If I’m having a bad day and read a submission that doesn’t particularly interest me, I don’t usually tell the submitter about my personal problems as a prelude to criticizing his/her work. So I may be harder than usual on that submission, giving them a false impression of my opinion of their talent. Not helpful for them.

Going too far the other way, suppose my personality is one of  ‘don’t make waves’, always be positive and upbeat, ‘if you can’t say something nice, don’t say anything at all’. I might give excess, undeserved praise to a submission. This is equally unhelpful. Those crits are usually characterized by excessive emoticons of a positive nature- although I still don’t know what half of them stand for.  :-(

My Critique Group Experience

I’ve not participated in any live critique groups, but I understand their weaknesses, too. I often hear about the “group dynamic.” How everyone is there for their own reasons.  Those reasons may or may not concern writing and getting better at it. Some people come to dominate a group, or sabotage efforts of others to keep the group moving forward, or how some turn the group into a personal sounding board. Worst of all, accepting into the group a member whom everyone soon regrets with a royal passion having invited them in the first place.

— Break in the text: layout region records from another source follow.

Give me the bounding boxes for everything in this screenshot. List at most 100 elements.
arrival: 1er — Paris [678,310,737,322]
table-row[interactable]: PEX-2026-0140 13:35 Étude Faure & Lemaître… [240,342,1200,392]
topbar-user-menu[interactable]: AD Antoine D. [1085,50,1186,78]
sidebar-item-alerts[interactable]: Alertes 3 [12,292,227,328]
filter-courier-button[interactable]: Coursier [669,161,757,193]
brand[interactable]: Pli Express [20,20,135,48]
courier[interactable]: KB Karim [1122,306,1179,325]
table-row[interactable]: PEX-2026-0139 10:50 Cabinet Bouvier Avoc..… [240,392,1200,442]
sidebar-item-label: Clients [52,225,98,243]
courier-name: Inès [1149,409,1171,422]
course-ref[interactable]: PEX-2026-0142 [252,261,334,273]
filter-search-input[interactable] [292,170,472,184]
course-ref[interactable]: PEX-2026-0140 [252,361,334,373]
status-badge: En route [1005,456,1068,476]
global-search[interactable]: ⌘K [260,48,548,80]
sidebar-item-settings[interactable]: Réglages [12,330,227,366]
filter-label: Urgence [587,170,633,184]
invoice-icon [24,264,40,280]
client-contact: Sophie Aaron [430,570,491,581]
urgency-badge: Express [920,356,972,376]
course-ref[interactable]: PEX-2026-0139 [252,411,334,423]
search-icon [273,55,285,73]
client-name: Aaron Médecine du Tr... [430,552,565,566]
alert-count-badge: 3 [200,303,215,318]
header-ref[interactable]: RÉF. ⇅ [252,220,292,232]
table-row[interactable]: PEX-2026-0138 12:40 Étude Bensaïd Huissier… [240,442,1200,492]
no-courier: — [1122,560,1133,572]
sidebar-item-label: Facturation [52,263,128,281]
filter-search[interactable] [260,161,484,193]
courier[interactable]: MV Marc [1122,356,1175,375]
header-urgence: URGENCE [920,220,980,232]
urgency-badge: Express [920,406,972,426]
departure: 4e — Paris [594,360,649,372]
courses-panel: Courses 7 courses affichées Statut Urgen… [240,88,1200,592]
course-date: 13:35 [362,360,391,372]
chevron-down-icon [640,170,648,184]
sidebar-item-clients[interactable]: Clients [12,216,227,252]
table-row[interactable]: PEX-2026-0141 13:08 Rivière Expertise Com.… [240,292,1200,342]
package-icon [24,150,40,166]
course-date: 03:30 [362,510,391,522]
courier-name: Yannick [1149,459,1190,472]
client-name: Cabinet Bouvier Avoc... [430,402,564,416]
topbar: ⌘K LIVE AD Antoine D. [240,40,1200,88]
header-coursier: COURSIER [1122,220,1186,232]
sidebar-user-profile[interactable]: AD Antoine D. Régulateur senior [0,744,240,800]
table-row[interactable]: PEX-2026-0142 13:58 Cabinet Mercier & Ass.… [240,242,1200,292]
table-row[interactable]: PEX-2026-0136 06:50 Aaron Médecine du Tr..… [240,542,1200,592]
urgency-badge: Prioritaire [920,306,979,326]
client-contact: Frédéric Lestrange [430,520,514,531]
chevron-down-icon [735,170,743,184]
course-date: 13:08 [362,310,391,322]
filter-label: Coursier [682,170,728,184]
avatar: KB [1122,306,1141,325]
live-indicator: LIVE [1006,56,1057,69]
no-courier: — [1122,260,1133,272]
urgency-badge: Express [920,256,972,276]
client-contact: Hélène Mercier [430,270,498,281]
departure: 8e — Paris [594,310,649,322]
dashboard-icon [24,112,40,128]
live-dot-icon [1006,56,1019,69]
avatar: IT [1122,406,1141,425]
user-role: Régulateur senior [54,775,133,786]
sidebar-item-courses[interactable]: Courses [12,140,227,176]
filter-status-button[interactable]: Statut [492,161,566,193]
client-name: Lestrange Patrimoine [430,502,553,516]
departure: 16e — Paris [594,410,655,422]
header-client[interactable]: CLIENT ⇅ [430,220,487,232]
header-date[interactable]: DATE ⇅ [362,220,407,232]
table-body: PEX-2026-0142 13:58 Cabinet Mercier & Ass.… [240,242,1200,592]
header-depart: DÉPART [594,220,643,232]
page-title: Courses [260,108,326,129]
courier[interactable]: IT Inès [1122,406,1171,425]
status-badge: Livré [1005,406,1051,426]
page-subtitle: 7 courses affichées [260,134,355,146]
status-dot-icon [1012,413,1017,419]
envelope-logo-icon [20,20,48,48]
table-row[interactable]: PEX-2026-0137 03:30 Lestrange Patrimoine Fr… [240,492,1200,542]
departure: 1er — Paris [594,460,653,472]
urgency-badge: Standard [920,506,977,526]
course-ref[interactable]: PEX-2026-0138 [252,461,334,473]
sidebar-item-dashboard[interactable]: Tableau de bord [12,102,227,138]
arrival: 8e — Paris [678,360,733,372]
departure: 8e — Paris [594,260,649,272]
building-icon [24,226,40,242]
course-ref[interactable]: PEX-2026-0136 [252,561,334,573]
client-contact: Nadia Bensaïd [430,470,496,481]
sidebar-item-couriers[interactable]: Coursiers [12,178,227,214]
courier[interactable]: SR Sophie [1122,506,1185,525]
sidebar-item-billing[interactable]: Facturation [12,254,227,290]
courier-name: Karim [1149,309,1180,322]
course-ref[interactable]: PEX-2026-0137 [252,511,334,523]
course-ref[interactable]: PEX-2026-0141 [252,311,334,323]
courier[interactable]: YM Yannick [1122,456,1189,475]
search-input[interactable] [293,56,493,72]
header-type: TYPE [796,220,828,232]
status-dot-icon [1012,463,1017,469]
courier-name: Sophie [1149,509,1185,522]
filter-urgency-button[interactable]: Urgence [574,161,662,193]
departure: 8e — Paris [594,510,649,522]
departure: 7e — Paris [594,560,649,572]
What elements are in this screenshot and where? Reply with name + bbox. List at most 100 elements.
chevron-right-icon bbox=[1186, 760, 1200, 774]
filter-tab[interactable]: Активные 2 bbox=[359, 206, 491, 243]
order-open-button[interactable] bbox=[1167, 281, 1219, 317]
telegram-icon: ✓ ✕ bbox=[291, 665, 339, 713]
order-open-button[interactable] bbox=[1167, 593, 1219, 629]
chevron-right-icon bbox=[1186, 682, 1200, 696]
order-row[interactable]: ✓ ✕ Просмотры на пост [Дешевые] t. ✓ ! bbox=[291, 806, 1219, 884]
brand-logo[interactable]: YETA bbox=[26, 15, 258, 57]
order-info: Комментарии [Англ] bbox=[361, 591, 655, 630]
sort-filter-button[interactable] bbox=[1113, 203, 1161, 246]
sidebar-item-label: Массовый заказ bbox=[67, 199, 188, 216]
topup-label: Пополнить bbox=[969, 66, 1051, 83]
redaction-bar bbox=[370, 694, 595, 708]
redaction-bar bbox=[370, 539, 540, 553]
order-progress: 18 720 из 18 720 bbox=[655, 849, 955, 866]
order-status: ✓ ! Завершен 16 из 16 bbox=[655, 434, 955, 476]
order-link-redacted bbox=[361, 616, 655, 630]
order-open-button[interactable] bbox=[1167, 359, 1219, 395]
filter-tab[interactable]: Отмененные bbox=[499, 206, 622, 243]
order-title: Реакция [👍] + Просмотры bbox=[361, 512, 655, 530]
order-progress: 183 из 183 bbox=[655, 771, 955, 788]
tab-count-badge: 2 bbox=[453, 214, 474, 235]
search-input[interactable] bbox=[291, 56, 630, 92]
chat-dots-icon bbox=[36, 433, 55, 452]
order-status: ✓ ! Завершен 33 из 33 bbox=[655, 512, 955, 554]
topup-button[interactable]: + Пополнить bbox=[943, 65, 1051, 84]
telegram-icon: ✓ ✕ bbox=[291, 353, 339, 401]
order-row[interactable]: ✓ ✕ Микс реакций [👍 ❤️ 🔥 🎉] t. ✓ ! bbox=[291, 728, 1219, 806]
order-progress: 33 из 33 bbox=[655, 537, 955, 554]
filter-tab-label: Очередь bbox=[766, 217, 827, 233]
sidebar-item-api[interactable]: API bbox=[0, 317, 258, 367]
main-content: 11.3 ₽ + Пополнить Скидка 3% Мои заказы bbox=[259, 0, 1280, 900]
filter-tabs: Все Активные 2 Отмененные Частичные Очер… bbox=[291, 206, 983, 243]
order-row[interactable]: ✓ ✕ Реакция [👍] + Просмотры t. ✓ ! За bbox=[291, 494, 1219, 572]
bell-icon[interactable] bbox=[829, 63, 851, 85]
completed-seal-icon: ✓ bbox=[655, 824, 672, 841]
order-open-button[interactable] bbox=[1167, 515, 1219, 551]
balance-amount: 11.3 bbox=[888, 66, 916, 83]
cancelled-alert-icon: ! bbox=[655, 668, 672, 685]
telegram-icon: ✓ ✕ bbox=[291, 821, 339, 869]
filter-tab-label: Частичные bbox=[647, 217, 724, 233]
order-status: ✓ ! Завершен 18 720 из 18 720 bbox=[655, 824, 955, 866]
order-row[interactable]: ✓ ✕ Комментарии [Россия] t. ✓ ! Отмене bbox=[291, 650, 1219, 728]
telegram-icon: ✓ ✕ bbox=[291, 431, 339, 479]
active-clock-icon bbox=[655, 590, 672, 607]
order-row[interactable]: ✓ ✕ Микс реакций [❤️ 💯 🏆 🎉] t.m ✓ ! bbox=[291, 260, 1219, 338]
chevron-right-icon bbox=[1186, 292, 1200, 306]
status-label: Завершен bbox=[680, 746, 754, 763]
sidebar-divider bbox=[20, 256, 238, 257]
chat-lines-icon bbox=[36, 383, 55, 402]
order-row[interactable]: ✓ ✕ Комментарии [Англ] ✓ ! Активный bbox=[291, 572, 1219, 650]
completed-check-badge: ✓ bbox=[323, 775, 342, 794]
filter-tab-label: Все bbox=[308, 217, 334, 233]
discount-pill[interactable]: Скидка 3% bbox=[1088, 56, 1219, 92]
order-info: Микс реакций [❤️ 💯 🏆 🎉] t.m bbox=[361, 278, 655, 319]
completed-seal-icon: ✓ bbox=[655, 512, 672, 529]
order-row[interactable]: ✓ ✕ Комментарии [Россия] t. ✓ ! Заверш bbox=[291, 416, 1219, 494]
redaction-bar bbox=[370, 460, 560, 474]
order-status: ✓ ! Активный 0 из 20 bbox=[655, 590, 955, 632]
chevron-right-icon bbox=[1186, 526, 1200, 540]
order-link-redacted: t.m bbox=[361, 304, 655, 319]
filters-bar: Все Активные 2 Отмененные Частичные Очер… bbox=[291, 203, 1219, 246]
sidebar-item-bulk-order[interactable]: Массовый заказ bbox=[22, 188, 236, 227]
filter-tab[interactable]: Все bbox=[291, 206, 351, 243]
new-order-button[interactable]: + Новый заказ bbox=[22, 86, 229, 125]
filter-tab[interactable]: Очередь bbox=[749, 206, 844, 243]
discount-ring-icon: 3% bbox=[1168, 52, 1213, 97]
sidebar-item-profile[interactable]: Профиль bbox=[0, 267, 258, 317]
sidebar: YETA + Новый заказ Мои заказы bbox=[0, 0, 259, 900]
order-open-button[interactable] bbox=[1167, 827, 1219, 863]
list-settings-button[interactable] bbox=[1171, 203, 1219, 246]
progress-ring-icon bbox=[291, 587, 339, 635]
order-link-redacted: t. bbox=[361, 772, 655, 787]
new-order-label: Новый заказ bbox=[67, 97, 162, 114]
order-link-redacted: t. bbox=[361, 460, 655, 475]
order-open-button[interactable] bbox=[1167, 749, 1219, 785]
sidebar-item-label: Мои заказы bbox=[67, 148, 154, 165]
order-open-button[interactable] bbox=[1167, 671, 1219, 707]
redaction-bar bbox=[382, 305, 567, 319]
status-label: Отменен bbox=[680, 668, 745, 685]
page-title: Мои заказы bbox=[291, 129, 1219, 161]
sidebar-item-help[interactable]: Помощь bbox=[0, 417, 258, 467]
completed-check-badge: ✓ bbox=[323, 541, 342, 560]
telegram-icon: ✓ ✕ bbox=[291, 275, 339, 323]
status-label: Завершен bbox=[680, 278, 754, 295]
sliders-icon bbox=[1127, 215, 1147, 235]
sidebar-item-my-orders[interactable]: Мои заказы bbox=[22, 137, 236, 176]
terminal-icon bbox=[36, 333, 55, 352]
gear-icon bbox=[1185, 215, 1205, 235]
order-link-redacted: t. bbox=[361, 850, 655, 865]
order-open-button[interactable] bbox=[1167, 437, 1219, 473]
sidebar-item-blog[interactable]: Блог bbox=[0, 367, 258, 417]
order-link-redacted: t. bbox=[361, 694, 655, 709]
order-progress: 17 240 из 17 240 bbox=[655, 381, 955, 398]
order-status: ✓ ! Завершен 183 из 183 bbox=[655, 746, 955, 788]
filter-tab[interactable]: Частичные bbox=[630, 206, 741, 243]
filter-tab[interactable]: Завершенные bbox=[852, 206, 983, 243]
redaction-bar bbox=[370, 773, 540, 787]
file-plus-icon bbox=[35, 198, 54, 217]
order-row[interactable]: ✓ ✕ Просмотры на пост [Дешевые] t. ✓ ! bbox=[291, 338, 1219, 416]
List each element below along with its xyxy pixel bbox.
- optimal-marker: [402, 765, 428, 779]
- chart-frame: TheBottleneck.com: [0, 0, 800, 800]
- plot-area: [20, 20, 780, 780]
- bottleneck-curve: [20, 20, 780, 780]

You know who I mean: the constant gabber. The needy, clingy, insecure writer who takes everything that is said to her personally. The writer who loves to get off track and start gossiping or talking about anything but writing.  Sometimes there’s a writer who just plain doesn’t get it and to top it off, is a horrible writer.  Thinking about those challenges makes me glad I’ve not tried to join a live critique group–yet. The good news is we are all free to join or not join. We can comment or not comment, be nice or be mean, be helpful or be overly critical (if you can’t stand the heat, get out of the writing biz!).

Bottom Line

So for now, I’ll stick with online crit groups. I can always turn off the computer, but I can’t easily stuff a sock into the live writer who is dominating the crit session by rambling on about how no one understands them, how their mother (or father) ruined their life, how no one appreciates the essence of their writing (which means “I never paid attention in English class, so it’s all cutting edge, new wave literature”), think spell-check is only for those who ‘really’ can’t spell, and don’t understand why their latest blockbuster novel has been passed up by 47 publishers.

I’d love to hear your comments about online critiquing vs. in-person critiquing groups.